Distribution law and formation mechanism of karst collapses in karst plains of Mashan county, Guangxi

Karst collapse disasters occur frequently and cause huge hazards in the karst dissolution plain of Guangxi. Research on the distribution law and formation mechanism of collapses is the basic premise for disaster early warning, prevention, and control. A total of 97 karst ground collapses have occurred in Xinshitun, Shifeng village, Guling town, Mashan county, Guangxi. The plane morphology of collapses is mostly approximately circular to elliptical, and the cross-sectional morphology is mostly funnel-shaped. The total area of collapse pits is 1,367 m², with a maximum of 254 m² and a minimum of 0.5 m². Ground collapses have damaged buildings, restricted traffic, and severely threatened the safety of nearly 500 people’s lives and property, resulting in direct economic exceeding 10 million yuan. In this paper, the Xinshitun karst collapse in Shifeng Village is taken as the research object. Through a comprehensive analysis of the natural conditions, including topography, geological structure, stratigraphic lithology, and meteorological conditions in the study area, along with the verification of geophysical prospecting and drilling methods, this study discusses the distribution law, influencing factors, and genetic mechanisms of karst collapses in the dissolution plain. Furthermore, it delves deeply into the genetic mechanisms of karst collapses in this area.

The distribution of collapses in this area indicates as follows,(1) Ground collapses are mainly distributed in areas with strong karst development in fault tectonic belts. Of these collapses, 46 occur 0–50 m away from the fault, representing 47.4%; 32 are located 50–100 m away from the fault, accounting for 33%; and 19 are situated more than 100 m away from the fault, comprising 19.6%. Notably, as the distance from the fault increases, the frequency of collapses decreases significantly. (2) Ground collapses are distributed in areas with moderate thickness of overburden layers. Most of these collapses are concentrated in the areas where the thicknesses of overburden layers range from 10 m to 20 m, totaling 73 incidents, accounting for 75.3% of the cases. In contrast, collapses occurring in overburden layers with thicknesses of 0–10 m and 20–30 m are less frequent, representing 18.5% and 6.2% of the total, respectively. (3) Ground collapses are distributed in the areas where there are significant fluctuations in groundwater levels. A rapid decline of groundwater level can cause the roof of a karst cave, which is originally supported by groundwater, to lose its supporting force, thus ultimately leading to a collapse.
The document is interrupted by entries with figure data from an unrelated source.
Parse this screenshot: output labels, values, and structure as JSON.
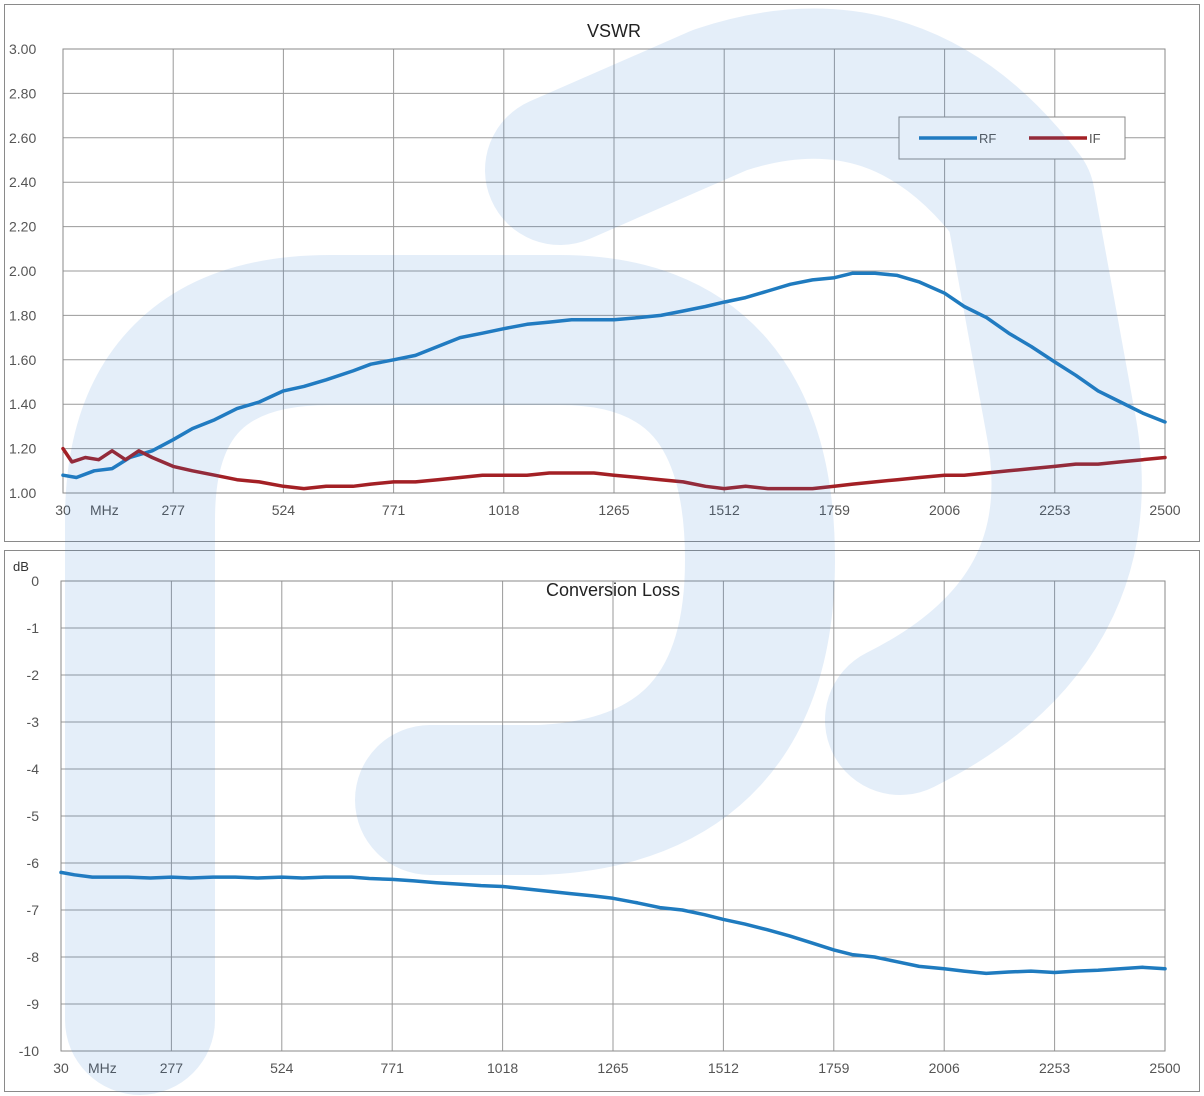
{
  "chart_data": [
    {
      "type": "line",
      "title": "VSWR",
      "xunit": "MHz",
      "ylabel": "",
      "xlim": [
        30,
        2500
      ],
      "ylim": [
        1.0,
        3.0
      ],
      "x_ticks": [
        30,
        277,
        524,
        771,
        1018,
        1265,
        1512,
        1759,
        2006,
        2253,
        2500
      ],
      "y_ticks": [
        "1.00",
        "1.20",
        "1.40",
        "1.60",
        "1.80",
        "2.00",
        "2.20",
        "2.40",
        "2.60",
        "2.80",
        "3.00"
      ],
      "grid": true,
      "legend_position": "top-right",
      "series": [
        {
          "name": "RF",
          "color": "#1f7bbf",
          "points": [
            [
              30,
              1.08
            ],
            [
              60,
              1.07
            ],
            [
              100,
              1.1
            ],
            [
              140,
              1.11
            ],
            [
              180,
              1.16
            ],
            [
              230,
              1.19
            ],
            [
              277,
              1.24
            ],
            [
              320,
              1.29
            ],
            [
              370,
              1.33
            ],
            [
              420,
              1.38
            ],
            [
              470,
              1.41
            ],
            [
              524,
              1.46
            ],
            [
              570,
              1.48
            ],
            [
              620,
              1.51
            ],
            [
              680,
              1.55
            ],
            [
              720,
              1.58
            ],
            [
              771,
              1.6
            ],
            [
              820,
              1.62
            ],
            [
              870,
              1.66
            ],
            [
              920,
              1.7
            ],
            [
              970,
              1.72
            ],
            [
              1018,
              1.74
            ],
            [
              1070,
              1.76
            ],
            [
              1120,
              1.77
            ],
            [
              1170,
              1.78
            ],
            [
              1220,
              1.78
            ],
            [
              1265,
              1.78
            ],
            [
              1320,
              1.79
            ],
            [
              1370,
              1.8
            ],
            [
              1420,
              1.82
            ],
            [
              1470,
              1.84
            ],
            [
              1512,
              1.86
            ],
            [
              1560,
              1.88
            ],
            [
              1610,
              1.91
            ],
            [
              1660,
              1.94
            ],
            [
              1710,
              1.96
            ],
            [
              1759,
              1.97
            ],
            [
              1800,
              1.99
            ],
            [
              1850,
              1.99
            ],
            [
              1900,
              1.98
            ],
            [
              1950,
              1.95
            ],
            [
              2006,
              1.9
            ],
            [
              2050,
              1.84
            ],
            [
              2100,
              1.79
            ],
            [
              2150,
              1.72
            ],
            [
              2200,
              1.66
            ],
            [
              2253,
              1.59
            ],
            [
              2300,
              1.53
            ],
            [
              2350,
              1.46
            ],
            [
              2400,
              1.41
            ],
            [
              2450,
              1.36
            ],
            [
              2500,
              1.32
            ]
          ]
        },
        {
          "name": "IF",
          "color": "#a32025",
          "points": [
            [
              30,
              1.2
            ],
            [
              50,
              1.14
            ],
            [
              80,
              1.16
            ],
            [
              110,
              1.15
            ],
            [
              140,
              1.19
            ],
            [
              170,
              1.15
            ],
            [
              200,
              1.19
            ],
            [
              230,
              1.16
            ],
            [
              277,
              1.12
            ],
            [
              320,
              1.1
            ],
            [
              370,
              1.08
            ],
            [
              420,
              1.06
            ],
            [
              470,
              1.05
            ],
            [
              524,
              1.03
            ],
            [
              570,
              1.02
            ],
            [
              620,
              1.03
            ],
            [
              680,
              1.03
            ],
            [
              720,
              1.04
            ],
            [
              771,
              1.05
            ],
            [
              820,
              1.05
            ],
            [
              870,
              1.06
            ],
            [
              920,
              1.07
            ],
            [
              970,
              1.08
            ],
            [
              1018,
              1.08
            ],
            [
              1070,
              1.08
            ],
            [
              1120,
              1.09
            ],
            [
              1170,
              1.09
            ],
            [
              1220,
              1.09
            ],
            [
              1265,
              1.08
            ],
            [
              1320,
              1.07
            ],
            [
              1370,
              1.06
            ],
            [
              1420,
              1.05
            ],
            [
              1470,
              1.03
            ],
            [
              1512,
              1.02
            ],
            [
              1560,
              1.03
            ],
            [
              1610,
              1.02
            ],
            [
              1660,
              1.02
            ],
            [
              1710,
              1.02
            ],
            [
              1759,
              1.03
            ],
            [
              1800,
              1.04
            ],
            [
              1850,
              1.05
            ],
            [
              1900,
              1.06
            ],
            [
              1950,
              1.07
            ],
            [
              2006,
              1.08
            ],
            [
              2050,
              1.08
            ],
            [
              2100,
              1.09
            ],
            [
              2150,
              1.1
            ],
            [
              2200,
              1.11
            ],
            [
              2253,
              1.12
            ],
            [
              2300,
              1.13
            ],
            [
              2350,
              1.13
            ],
            [
              2400,
              1.14
            ],
            [
              2450,
              1.15
            ],
            [
              2500,
              1.16
            ]
          ]
        }
      ]
    },
    {
      "type": "line",
      "title": "Conversion Loss",
      "xunit": "MHz",
      "ylabel": "dB",
      "xlim": [
        30,
        2500
      ],
      "ylim": [
        -10,
        0
      ],
      "x_ticks": [
        30,
        277,
        524,
        771,
        1018,
        1265,
        1512,
        1759,
        2006,
        2253,
        2500
      ],
      "y_ticks": [
        "-10",
        "-9",
        "-8",
        "-7",
        "-6",
        "-5",
        "-4",
        "-3",
        "-2",
        "-1",
        "0"
      ],
      "grid": true,
      "series": [
        {
          "color": "#1f7bbf",
          "points": [
            [
              30,
              -6.2
            ],
            [
              60,
              -6.25
            ],
            [
              100,
              -6.3
            ],
            [
              140,
              -6.3
            ],
            [
              180,
              -6.3
            ],
            [
              230,
              -6.32
            ],
            [
              277,
              -6.3
            ],
            [
              320,
              -6.32
            ],
            [
              370,
              -6.3
            ],
            [
              420,
              -6.3
            ],
            [
              470,
              -6.32
            ],
            [
              524,
              -6.3
            ],
            [
              570,
              -6.32
            ],
            [
              620,
              -6.3
            ],
            [
              680,
              -6.3
            ],
            [
              720,
              -6.33
            ],
            [
              771,
              -6.35
            ],
            [
              820,
              -6.38
            ],
            [
              870,
              -6.42
            ],
            [
              920,
              -6.45
            ],
            [
              970,
              -6.48
            ],
            [
              1018,
              -6.5
            ],
            [
              1070,
              -6.55
            ],
            [
              1120,
              -6.6
            ],
            [
              1170,
              -6.65
            ],
            [
              1220,
              -6.7
            ],
            [
              1265,
              -6.75
            ],
            [
              1320,
              -6.85
            ],
            [
              1370,
              -6.95
            ],
            [
              1420,
              -7.0
            ],
            [
              1470,
              -7.1
            ],
            [
              1512,
              -7.2
            ],
            [
              1560,
              -7.3
            ],
            [
              1610,
              -7.42
            ],
            [
              1660,
              -7.55
            ],
            [
              1710,
              -7.7
            ],
            [
              1759,
              -7.85
            ],
            [
              1800,
              -7.95
            ],
            [
              1850,
              -8.0
            ],
            [
              1900,
              -8.1
            ],
            [
              1950,
              -8.2
            ],
            [
              2006,
              -8.25
            ],
            [
              2050,
              -8.3
            ],
            [
              2100,
              -8.35
            ],
            [
              2150,
              -8.32
            ],
            [
              2200,
              -8.3
            ],
            [
              2253,
              -8.33
            ],
            [
              2300,
              -8.3
            ],
            [
              2350,
              -8.28
            ],
            [
              2400,
              -8.25
            ],
            [
              2450,
              -8.22
            ],
            [
              2500,
              -8.25
            ]
          ]
        }
      ]
    }
  ]
}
In general, the karst ground collapses in the study area are mainly influenced by three factors: geological structure, overburden thickness, and groundwater level. Specifically, these collapses are mainly distributed in areas with strong karst development within fault tectonic zones, areas with moderate overburden thickness, and areas where groundwater levels exhibit substantial fluctuations. Furthermore, the collapses occurring in the area where the three control factors jointly affect are more concentrated. In the study area, collapses are mainly caused by vacuum suction and suffoion. Most of these karst collapses, approximately 88% of the investigated collapse points, are caused by vacuum suction, while a small proportion, around 12%, is attributed to suffosion. The collapse zones created by vacuum suction erosion are mainly found in shallow overburden area characterized by poor permeability. Significant fluctuations in groundwater levels can lead to a drop in water levels below the bedrock, resulting in the loss of buoyancy within the cavities and the generation of negative pressure suction erosion within them. When combined with gravitational effects, this phenomenon may cause the overlying soil above the cavities to exceed the critical support threshold, ultimately resulting in karst collapses at the ground surface. The collapse zones formed by suffosion exhibit a high degree of karst development, development of karst caves, weak adhesion of overburden layers, substantial fluctuations in groundwater levels, and susceptibility of soil particles to erosion. When the roof of an upper soil layer reaches its critical stability, the upper soil becomes unstable, leading to instantaneous collapses. Both factors are the main mechanisms responsible for the formation of karst collapses in karst plains. This study examines the spatial relationship between collapses and fault tectonic belts, fluctuations in groundwater levels, and thicknesses of overburden layers to summarize the distribution laws and formation mechanisms of karst collapses in the Guangxi karst plains. The research findings provide a reference for the prevention and investigation of karst ground collapses in similar karst plain areas.